The marque SAAB which looked as if it had been consigned to history forever, may have become another Phoenix in more ways than one. A Chinese-Japanese consortium has agreed to buy the bankrupt Swedish automaker and plans to specialize as an electric vehicle manufacturer.
SAAB stopped production last year and filed for bankruptcy in December after take-over talks failed when former SAAB owner and major stakeholder General Motors refused to permit the transfer of technical licenses to any restructured company involving Chinese manufacturers.
Electro-SAAB
However, a consortium, known as National Electric Vehicle Sweden (NEVS), has paid an undisclosed sum to secure the main assets of Saab Automobile including its manufacturing facilities in Trollhattan, Sweden, and the rights to the current 9-3 and their new vehicle platform also known as Phoenix (coincidence?).
The NEVS consortium is 51 percent owned by Hong Kong-based National Modern Energy Holdings Ltd – a company that designs and builds biomass energy powerplants for China – and 49 percent owned by Japanese investment firm Sun Investment, which has a particular focus on hi-tech, eco-oriented projects.
An electric vehicle based on the 9-3 and built at Trollhattan will be the proposed first model produced and will be sold primarily in the fast-growing Chinese market from late next year or early in 2014.
However, NEVS has confirmed it has global sales and marketing aspirations, and that a second Phoenix-based model will follow using “additional cutting-edge technology” from Japan. This certainly makes SAAB another Phoenix.
It is likely that a new EV from the new SAAB company would use the previous SAAB show-car technology with an 135 kW electric motor driving the front wheels through a single-speed transmission, with the SAAB ePower concept car claimed to offer 0-100 km/h acceleration in 8.5 seconds, a 150 km/h top speed and a driving range of up to 200 km.
SAAB also signed a deal with BMW a couple of years ago for use of its 1.6-liter four-cylinder turbo-petrol engine (as seen in Mini models), which has the potential to turn up in a plug-in hybrid electric vehicle built China is the key destination for the new EVs, but the global nature of the SAAB brand meant its distribution should go well beyond China.
NEVS said in a statement that it aims to become a leading manufacturer of electric vehicles and is currently recruiting automotive engineers to work at the Trollhattan site to bring the ePower to market in collaboration with Japanese and Chinese engineers.
“We will match Swedish automobile design and manufacturing experience with Japanese EV technology and a strong presence in China,” said NEVS chairman Karl-Erling Trogen.
“Electric vehicles powered by clean electricity are the future, and the electric car of the future will be produced in Trollhattan.”

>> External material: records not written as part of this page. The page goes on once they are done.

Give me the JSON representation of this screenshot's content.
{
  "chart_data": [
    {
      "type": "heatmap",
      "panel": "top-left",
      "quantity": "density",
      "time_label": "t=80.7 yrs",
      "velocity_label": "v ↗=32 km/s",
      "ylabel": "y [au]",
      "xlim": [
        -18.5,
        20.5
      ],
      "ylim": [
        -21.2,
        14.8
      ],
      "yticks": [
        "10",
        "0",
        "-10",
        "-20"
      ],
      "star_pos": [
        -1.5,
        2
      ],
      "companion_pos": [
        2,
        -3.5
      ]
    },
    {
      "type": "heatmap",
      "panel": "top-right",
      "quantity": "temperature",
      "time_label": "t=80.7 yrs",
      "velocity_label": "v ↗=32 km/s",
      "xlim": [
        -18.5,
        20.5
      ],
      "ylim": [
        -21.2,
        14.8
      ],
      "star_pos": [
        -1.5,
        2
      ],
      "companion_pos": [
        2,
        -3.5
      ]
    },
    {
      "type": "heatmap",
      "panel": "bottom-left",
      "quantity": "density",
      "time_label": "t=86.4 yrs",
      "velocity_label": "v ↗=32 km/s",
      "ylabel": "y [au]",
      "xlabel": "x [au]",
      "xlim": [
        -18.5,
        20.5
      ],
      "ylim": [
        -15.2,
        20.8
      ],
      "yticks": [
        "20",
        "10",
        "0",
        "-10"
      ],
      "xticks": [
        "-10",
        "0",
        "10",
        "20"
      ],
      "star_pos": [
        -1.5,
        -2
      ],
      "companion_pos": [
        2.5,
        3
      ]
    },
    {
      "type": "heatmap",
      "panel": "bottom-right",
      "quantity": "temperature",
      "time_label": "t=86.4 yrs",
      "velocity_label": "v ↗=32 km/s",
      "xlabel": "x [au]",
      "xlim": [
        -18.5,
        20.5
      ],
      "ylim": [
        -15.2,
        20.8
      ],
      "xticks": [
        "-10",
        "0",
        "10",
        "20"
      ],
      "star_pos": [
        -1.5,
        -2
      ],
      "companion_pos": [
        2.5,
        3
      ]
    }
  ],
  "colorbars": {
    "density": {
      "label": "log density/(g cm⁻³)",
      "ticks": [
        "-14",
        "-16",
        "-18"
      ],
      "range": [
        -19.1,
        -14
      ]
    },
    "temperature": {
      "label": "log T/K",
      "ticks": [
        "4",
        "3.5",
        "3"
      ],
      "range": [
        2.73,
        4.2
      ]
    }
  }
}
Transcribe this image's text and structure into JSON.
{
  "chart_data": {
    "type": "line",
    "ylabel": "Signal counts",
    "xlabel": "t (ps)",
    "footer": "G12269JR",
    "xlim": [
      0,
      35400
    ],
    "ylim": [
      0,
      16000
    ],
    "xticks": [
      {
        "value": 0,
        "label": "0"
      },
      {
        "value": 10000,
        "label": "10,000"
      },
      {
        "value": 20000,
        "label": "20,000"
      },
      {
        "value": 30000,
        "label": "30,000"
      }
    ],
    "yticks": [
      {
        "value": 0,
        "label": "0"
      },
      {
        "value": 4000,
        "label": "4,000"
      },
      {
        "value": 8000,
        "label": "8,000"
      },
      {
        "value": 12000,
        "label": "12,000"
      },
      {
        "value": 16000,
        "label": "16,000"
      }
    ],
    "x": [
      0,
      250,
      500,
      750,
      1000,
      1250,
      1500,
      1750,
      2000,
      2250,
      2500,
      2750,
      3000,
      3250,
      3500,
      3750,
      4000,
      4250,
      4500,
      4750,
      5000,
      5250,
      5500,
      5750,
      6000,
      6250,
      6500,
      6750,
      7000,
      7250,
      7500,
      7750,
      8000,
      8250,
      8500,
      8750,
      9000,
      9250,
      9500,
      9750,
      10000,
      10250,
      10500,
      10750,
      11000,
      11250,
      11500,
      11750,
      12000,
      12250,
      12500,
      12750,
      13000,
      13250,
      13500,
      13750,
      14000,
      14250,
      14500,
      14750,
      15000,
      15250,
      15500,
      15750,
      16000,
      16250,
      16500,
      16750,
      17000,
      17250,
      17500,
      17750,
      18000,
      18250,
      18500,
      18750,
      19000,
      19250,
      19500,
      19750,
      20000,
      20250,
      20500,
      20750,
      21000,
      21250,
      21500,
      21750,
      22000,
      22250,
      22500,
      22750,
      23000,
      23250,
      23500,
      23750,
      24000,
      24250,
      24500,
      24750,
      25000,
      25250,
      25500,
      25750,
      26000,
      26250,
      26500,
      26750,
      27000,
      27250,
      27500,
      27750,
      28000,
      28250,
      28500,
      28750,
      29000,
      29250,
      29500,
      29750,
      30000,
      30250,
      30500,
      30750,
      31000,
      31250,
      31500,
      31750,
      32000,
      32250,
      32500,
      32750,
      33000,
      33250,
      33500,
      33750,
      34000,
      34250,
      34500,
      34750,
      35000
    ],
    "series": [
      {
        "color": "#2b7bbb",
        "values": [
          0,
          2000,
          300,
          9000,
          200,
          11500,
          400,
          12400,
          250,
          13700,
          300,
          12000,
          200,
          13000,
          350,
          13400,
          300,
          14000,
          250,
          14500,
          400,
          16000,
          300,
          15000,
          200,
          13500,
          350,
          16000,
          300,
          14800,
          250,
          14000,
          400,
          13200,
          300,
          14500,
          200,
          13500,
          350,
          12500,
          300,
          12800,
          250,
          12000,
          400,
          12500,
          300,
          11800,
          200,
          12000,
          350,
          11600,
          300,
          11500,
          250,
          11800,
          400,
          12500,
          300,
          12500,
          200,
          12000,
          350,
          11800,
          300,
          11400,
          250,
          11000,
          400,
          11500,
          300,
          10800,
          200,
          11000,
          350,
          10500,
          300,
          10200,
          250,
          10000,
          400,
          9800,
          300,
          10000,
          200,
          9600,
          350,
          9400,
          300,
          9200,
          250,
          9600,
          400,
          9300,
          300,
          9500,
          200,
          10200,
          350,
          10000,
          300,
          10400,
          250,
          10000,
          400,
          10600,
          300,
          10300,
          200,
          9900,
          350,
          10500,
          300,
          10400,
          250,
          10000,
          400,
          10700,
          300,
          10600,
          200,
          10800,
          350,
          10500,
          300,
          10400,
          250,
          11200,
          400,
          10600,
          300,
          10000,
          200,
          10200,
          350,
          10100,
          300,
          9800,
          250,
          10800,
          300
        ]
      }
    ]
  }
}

Founder of majority shareholder National Modern Energy Holdings, Kai Johan Jiang, said, “China is investing heavily in developing the EV market, which is a key driver for the ongoing technology shift to reduce dependence on fossil fuels. The Chinese can increasingly afford cars; however, the global oil supply would not suffice if they all buy petroleum-fuelled vehicles. Chinese customers demand a premium electric vehicle, which we will be able to offer by acquiring SAAB Automobile.”